Advisers are already overburdened during the economic crisis from the COVID-19 pandemic, further proving stress on the industry will be an issue in a future crisis, if advisers continue to depart the industry.
With advisers already leaving the industry and more expected when deadlines from exam and education requirements come into effect, the COVID-19 situation had shown the financial advice industry may not be able to deal with a future crisis.
Ben Marshan, head of policy and standards at the Financial Planning Association of Australia (FPA), said it was lucky that it had happened now since a lot of planners who might still be looking to leave the system haven’t done so yet.
“We haven’t got to the exam deadlines yet, but that looks like it would be the first big drop off,” Marshan said.

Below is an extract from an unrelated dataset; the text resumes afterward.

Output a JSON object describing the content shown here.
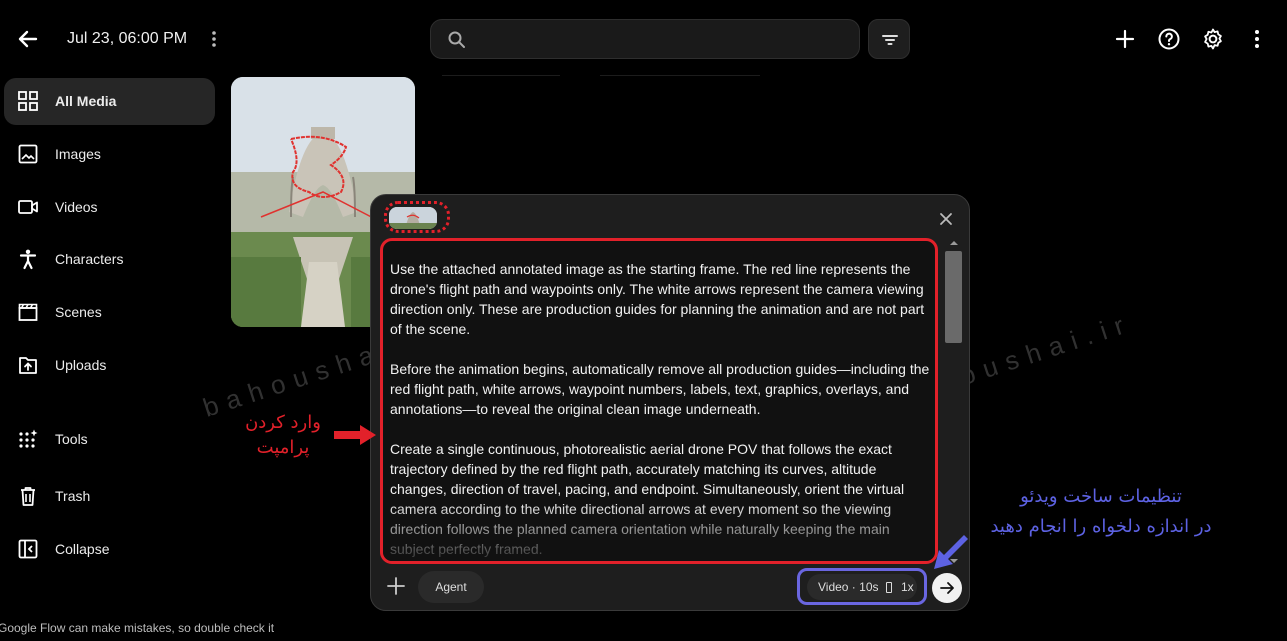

The Federal Government had put up several initiatives, including early access to superannuation and wait-time waivers for Centrelink, but these options had been overwhelming to navigate and advice was needed.
“Our members are telling us they’re being inundated from their clients, asking about markets, how to take advantage of the stimulus package the government has put out, and all these issues around applying for Centrelink,” Marshan said.
“Our members are inundated; they’re really struggling to help their clients properly… It takes up to 26 hours to provide a piece of advice that costs about six and half thousand dollars.
“In an environment where people need quick straight answers to make really important decisions about their financial position when they’re losing their jobs, when markets are crashing, our members are struggling to keep up with workloads to help their clients at the moment.”